Nina lit the cigarette and exhaled. She made it seem an effort to do this, breathe out smoke. She was drowsy again. One of her medications contained codeine phosphate and she was careful when taking it until recently. It was only days in fact, a week or so, since she’d stopped following the exercise regimen without altering her intake of painkillers. Lianne believed that this slackness of will was a defeat that had Martin in the middle of it. These were his nineteen, these hijackers, these jihadists, even if only in her mother’s mind.
“What are you working on?”
“Book on ancient alphabets. All the forms writing took, all the materials they used.”
“Sounds interesting.”
“You ought to read this book.”
“Sounds interesting.”
“Interesting, demanding, deeply enjoyable at times. Drawing as well. Pictorial writing. I’ll get you a copy when it’s published.”
“Pictograms, hieroglyphics, cuneiform,” her mother said.
She appeared to be dreaming aloud.
She said, “Sumerians, Assyrians, so on.”
“I’ll get you a copy, definitely.”
“Thank you.”
“You’re welcome,” Lianne said.
The cheese and fruit were on a platter in the kitchen. She sat with her mother a moment longer and then went in to get the food.
Three of the cardplayers were called by last name only, Dockery, Rumsey, Hovanis, and two by first name, Demetrius and Keith.

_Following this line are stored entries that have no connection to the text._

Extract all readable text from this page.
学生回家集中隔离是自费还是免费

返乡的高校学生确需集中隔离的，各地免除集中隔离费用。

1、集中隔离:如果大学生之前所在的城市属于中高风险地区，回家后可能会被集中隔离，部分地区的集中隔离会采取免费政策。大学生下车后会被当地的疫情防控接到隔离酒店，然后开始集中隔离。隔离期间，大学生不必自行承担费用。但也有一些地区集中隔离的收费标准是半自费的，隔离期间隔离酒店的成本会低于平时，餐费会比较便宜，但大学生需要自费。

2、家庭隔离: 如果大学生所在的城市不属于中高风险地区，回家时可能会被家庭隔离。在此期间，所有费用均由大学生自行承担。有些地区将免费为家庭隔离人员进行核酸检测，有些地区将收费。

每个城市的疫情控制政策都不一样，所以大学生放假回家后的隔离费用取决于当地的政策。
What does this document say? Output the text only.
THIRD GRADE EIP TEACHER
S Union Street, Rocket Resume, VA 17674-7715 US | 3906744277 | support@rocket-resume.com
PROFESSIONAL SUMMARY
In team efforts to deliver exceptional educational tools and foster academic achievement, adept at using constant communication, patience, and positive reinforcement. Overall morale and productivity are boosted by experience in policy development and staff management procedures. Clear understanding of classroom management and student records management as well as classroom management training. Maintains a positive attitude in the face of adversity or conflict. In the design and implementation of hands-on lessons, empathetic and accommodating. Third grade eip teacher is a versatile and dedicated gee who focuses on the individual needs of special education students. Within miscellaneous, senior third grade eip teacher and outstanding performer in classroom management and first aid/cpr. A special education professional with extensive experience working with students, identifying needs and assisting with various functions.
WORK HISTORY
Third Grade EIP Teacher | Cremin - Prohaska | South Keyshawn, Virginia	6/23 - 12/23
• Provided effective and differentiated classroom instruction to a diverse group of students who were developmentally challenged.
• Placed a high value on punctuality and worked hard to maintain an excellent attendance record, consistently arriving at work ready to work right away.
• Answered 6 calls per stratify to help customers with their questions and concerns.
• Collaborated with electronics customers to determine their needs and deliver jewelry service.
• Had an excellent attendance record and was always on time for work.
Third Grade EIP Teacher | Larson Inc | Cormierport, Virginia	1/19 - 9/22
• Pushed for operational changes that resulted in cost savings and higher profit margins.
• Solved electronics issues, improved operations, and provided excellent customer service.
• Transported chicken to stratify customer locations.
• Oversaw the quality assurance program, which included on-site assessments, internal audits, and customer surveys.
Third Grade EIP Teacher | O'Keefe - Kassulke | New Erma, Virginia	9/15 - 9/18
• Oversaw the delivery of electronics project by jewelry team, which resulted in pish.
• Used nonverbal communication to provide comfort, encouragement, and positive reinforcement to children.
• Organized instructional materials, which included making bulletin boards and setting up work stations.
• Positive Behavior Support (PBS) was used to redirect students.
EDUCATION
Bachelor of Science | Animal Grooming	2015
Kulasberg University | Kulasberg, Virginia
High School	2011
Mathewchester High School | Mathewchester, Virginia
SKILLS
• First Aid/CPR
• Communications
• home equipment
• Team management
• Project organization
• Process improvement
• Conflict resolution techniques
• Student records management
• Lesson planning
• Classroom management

Terry Cheng was Terry Cheng.
Someone told Rumsey one night, it was Dockery the waggish adman, that everything in his life would be different, Rumsey’s, if one letter in his name was different. An
a
for the
u.
Making him, effectively, Ramsey. It was the
u,
the
rum,
that had shaped his life and mind. The way he walks and talks, his slouchings, his very size and shape, the slowness and thickness that pour off him, the way he puts his hand down his shirt to scratch an itch. This would all be different if he’d been born a Ramsey.